Pospisil: The first thing seniors look for is a way of life that suites their interests. They want a vibrant community that allows them to be independent for as long as possible while remaining close to family. Most are drawn to communities with a wide range of unique amenities that can include wine cellars and bars, putting greens, movie theaters, gourmet cuisine, gardens, pet parks, valet and concierge services. There has also been a push toward providing business centers, computer labs and Wi-Fi for the tech-savvy senior.
Seniors also look for activity-rich communities that keep them active and socially engaged. That can include fitness classes, craft workshops, excursions to museums and aquariums, book clubs and hair salon and spa services. What types of retirement communities are popular? Are there any outside factors influencing what product types are being developed?

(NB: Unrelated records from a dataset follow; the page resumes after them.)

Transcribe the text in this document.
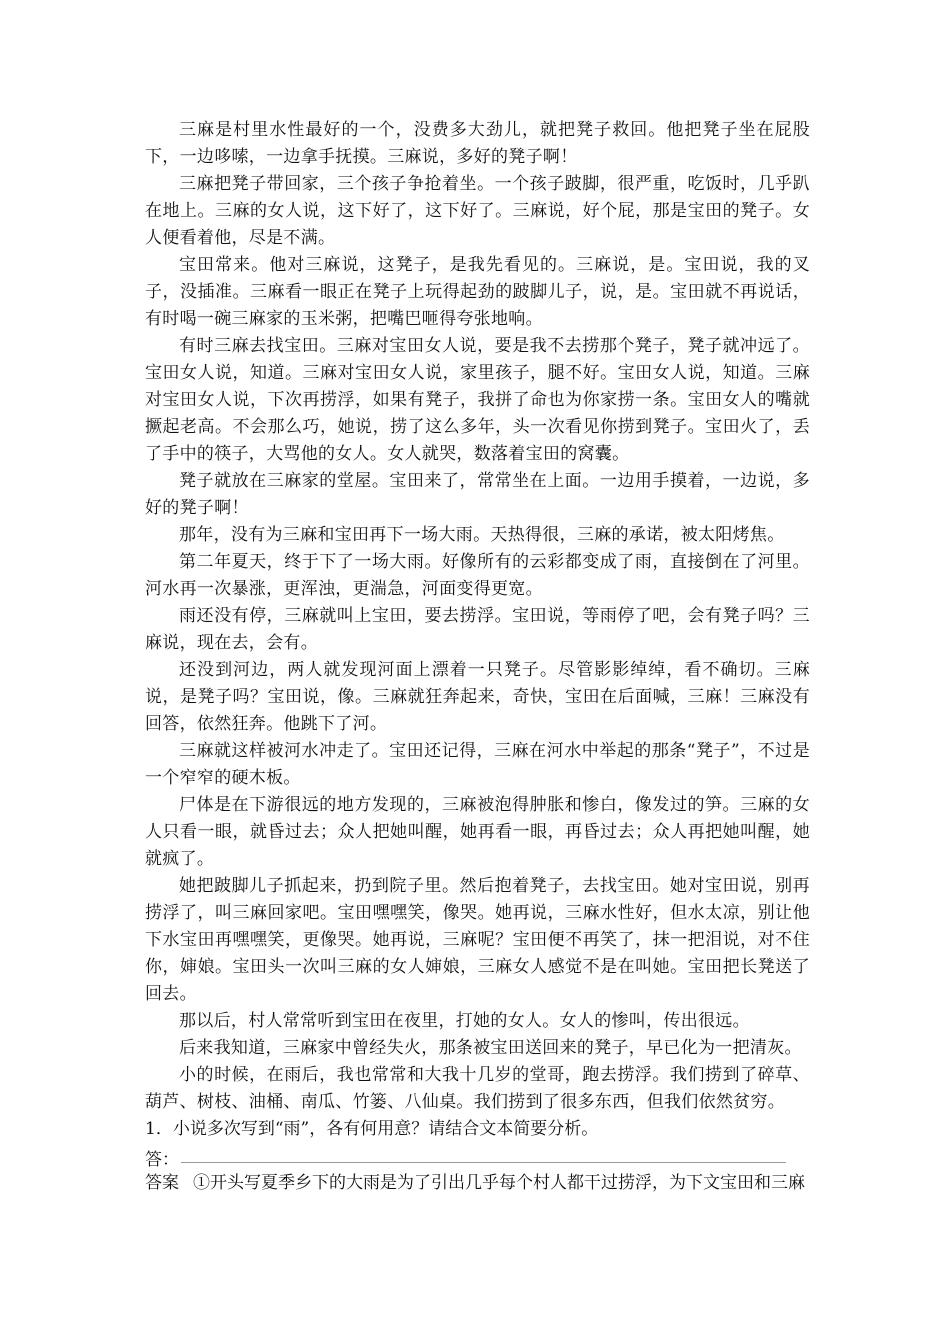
三麻是村里水性最好的一个，没费多大劲儿，就把凳子救回。他把凳子坐在屁股下，一边哆嗦，一边拿手抚摸。三麻说，多好的凳子啊！

三麻把凳子带回家，三个孩子争抢着坐。一个孩子跛脚，很严重，吃饭时，几乎趴在地上。三麻的女人说，这下好了，这下好了。三麻说，好个屁，那是宝田的凳子。女人便看着他，尽是不满。

宝田常来。他对三麻说，这凳子，是我先看见的。三麻说，是。宝田说，我的叉子，没插准。三麻看一眼正在凳子上玩得起劲的跛脚儿子，说，是。宝田就不再说话，有时喝一碗三麻家的玉米粥，把嘴巴咂得夸张地响。

有时三麻去找宝田。三麻对宝田女人说，要是我不去捞那个凳子，凳子就冲远了。宝田女人说，知道。三麻对宝田女人说，家里孩子，腿不好。宝田女人说，知道。三麻对宝田女人说，下次再捞浮，如果有凳子，我拼了命也为你家捞一条。宝田女人的嘴就撅起老高。不会那么巧，她说，捞了这么多年，头一次看见你捞到凳子。宝田火了，丢了手中的筷子，大骂他的女人。女人就哭，数落着宝田的窝囊。

凳子就放在三麻家的堂屋。宝田来了，常常坐在上面。一边用手摸着，一边说，多好的凳子啊！

那年，没有为三麻和宝田再下一场大雨。天热得很，三麻的承诺，被太阳烤焦。

第二年夏天，终于下了一场大雨。好像所有的云彩都变成了雨，直接倒在了河里。河水再一次暴涨，更浑浊，更湍急，河面变得更宽。

雨还没有停，三麻就叫上宝田，要去捞浮。宝田说，等雨停了吧，会有凳子吗？三麻说，现在去，会有。

还没到河边，两人就发现河面上漂着一只凳子。尽管影影绰绰，看不确切。三麻说，是凳子吗？宝田说，像。三麻就狂奔起来，奇快，宝田在后面喊，三麻！三麻没有回答，依然狂奔。他跳下了河。

三麻就这样被河水冲走了。宝田还记得，三麻在河水中举起的那条“凳子”，不过是一个窄窄的硬木板。

尸体是在下游很远的地方发现的，三麻被泡得肿胀和惨白，像发过的笋。三麻的女人只看一眼，就昏过去；众人把她叫醒，她再看一眼，再昏过去；众人再把她叫醒，她就疯了。

她把跛脚儿子抓起来，扔到院子里。然后抱着凳子，去找宝田。她对宝田说，别再捞浮了，叫三麻回家吧。宝田嘿嘿笑，像哭。她再说，三麻水性好，但水太凉，别让他下水宝田再嘿嘿笑，更像哭。她再说，三麻呢？宝田便不再笑了，抹一把泪说，对不住你，婶娘。宝田头一次叫三麻的女人婶娘，三麻女人感觉不是在叫她。宝田把长凳送了回去。

那以后，村人常常听到宝田在夜里，打她的女人。女人的惨叫，传出很远。

后来我知道，三麻家中曾经失火，那条被宝田送回来的凳子，早已化为一把清灰。

小的时候，在雨后，我也常常和大我十几岁的堂哥，跑去捞浮。我们捞到了碎草、葫芦、树枝、油桶、南瓜、竹篓、八仙桌。我们捞到了很多东西，但我们依然贫穷。

1．小说多次写到“雨”，各有何用意？请结合文本简要分析。

答：

答案 ①开头写夏季乡下的大雨是为了引出几乎每个村人都干过捞浮，为下文宝田和三麻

Pospisil: While amenities and lifestyle are important, seniors are also look for quality long-term care options that allow them to age in place. Continuing care retirement communities or CCRCs, have become popular because they offer independent living and as-needed care services, giving people peace of mind that help is not too far away if the time comes. It’s the best of both worlds—an amenity and activity-rich lifestyle with the infrastructure and skilled care staff to provide services such as medication reminders, blood pressure checks, dietary guidance and temporary in-home care when recuperating from an illness or injury.

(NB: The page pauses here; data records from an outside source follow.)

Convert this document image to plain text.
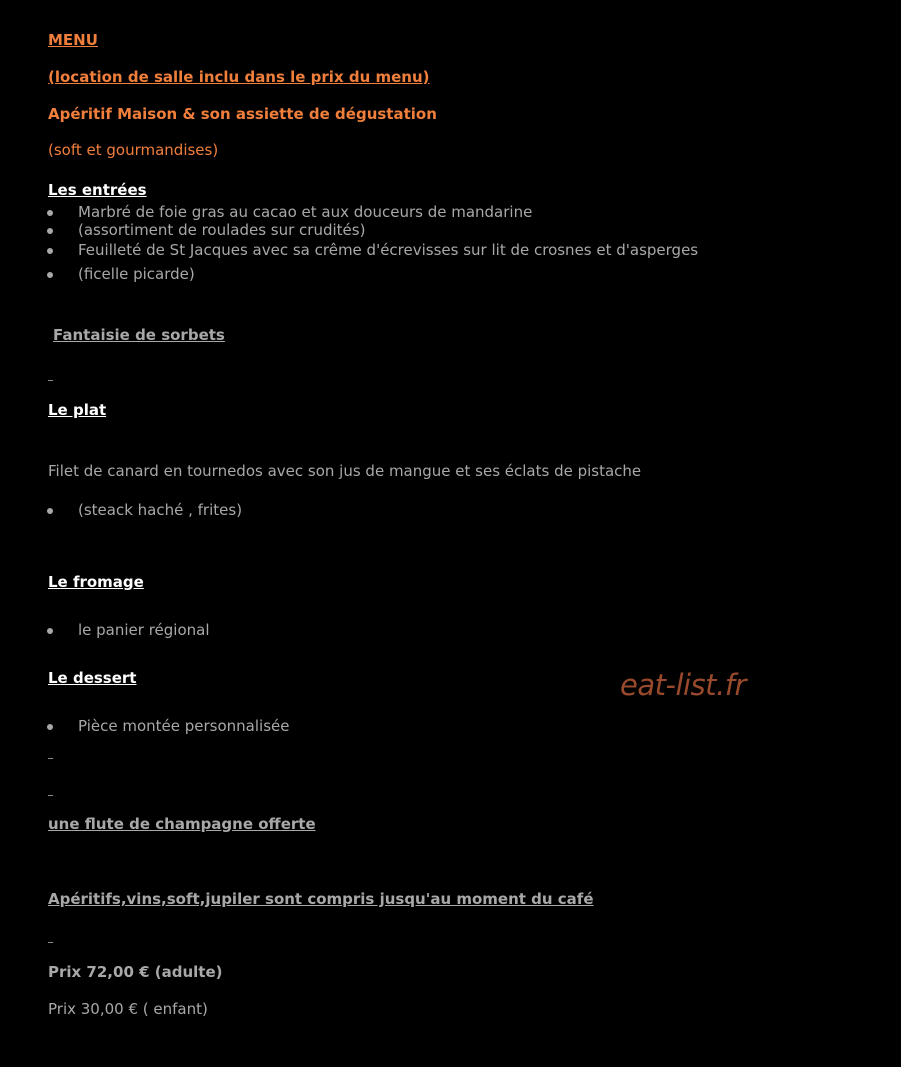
MENU
(location de salle inclu dans le prix du menu)
Apéritif Maison & son assiette de dégustation
(soft et gourmandises)
Les entrées
Marbré de foie gras au cacao et aux douceurs de mandarine
(assortiment de roulades sur crudités)
Feuilleté de St Jacques avec sa crême d'écrevisses sur lit de crosnes et d'asperges
(ficelle picarde)
Fantaisie de sorbets
Le plat
Filet de canard en tournedos avec son jus de mangue et ses éclats de pistache
(steack haché , frites)
Le fromage
le panier régional
Le dessert
Pièce montée personnalisée
une flute de champagne offerte
Apéritifs,vins,soft,jupiler sont compris jusqu'au moment du café
Prix 72,00 € (adulte)
Prix 30,00 € ( enfant)
eat-list.fr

There has also been an increase in specialized communities and programs that address health conditions rising among seniors. Memory care communities that treat various stages of dementia, from early memory loss to Alzheimer’s, are emerging. Figures show that cases of Alzheimer’s will jump from 5 million today to 7 million in 10 years’ time. Due to the nature of dementia, special therapeutic programs and safety measures are necessary. These communities offer the healthy, intimate and reinforcing environments dementia patients need to maintain quality of life.

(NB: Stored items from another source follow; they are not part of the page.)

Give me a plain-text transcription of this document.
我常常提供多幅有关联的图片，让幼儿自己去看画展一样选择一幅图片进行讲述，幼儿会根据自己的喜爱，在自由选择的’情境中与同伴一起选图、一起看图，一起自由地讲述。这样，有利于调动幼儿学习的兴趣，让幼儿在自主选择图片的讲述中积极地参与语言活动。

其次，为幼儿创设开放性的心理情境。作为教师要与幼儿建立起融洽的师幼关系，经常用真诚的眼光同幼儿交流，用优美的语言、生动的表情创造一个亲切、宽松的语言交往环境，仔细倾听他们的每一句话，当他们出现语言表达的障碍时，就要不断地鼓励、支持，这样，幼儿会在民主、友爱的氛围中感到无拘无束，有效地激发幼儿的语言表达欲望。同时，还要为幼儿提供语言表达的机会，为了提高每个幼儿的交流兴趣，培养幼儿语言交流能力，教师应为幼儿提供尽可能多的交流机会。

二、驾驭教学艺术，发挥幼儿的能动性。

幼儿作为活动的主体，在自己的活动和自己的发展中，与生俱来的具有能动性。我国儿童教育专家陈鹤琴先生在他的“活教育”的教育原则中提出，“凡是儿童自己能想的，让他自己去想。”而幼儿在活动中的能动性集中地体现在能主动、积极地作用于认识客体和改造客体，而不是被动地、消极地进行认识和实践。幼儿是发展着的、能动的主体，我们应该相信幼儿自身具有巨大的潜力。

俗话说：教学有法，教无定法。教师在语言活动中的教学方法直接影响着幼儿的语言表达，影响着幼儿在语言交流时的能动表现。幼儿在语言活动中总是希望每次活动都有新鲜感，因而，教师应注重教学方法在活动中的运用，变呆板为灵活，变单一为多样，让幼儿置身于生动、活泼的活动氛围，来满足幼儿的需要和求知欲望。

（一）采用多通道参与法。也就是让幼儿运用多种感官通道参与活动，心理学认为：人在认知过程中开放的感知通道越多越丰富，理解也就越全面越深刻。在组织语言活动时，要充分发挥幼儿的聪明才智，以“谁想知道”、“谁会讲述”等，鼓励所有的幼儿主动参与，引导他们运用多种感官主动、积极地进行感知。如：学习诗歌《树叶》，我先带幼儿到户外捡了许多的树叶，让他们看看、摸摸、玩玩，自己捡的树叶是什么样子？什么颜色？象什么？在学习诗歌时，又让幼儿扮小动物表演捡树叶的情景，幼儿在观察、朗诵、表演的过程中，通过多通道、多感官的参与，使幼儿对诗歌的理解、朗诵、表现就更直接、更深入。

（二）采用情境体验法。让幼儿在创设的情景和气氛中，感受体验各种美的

On the service side, diabetic wellness and concierge medicine programs are becoming a big hit. Diabetics wellness programs focus on helping residents monitor and manage their glucose levels. They offer diabetic-friendly cuisine, daily glucometer readings and insulin administration. Concierge medicine programs are emerging from partnerships with outside institutions. These programs offer outside physicians the space and tools needed to provide personal care to residents onsite. What other trends are leading the industry? What types of things are starting to emerge? 

Pospisil: The development of niche communities that are geared toward specific lifestyles or shared interests has grown in popularity. A handful of communities for hippies, artists, skiers, mail carriers and specific ethnic groups have emerged around the country. Most notable is the emerging interest in lesbian, gay, bisexual and transgender communities. Late last year, Oakmont Senior Living opened Fountaingrove Lodge, the first full-service continuing care retirement community geared toward LGBT and straight individuals. Located in Santa Rosa, the 10-acre community offers luxury living and continuing care options to serve the unique needs of the LGBT community. This has paved the way for several LGBT retirement communities now under construction or being talked about across the nation. Moving forward, we anticipate we will see an increase in builders developing more specialized communities to meet the needs of a growing and diverse senior population.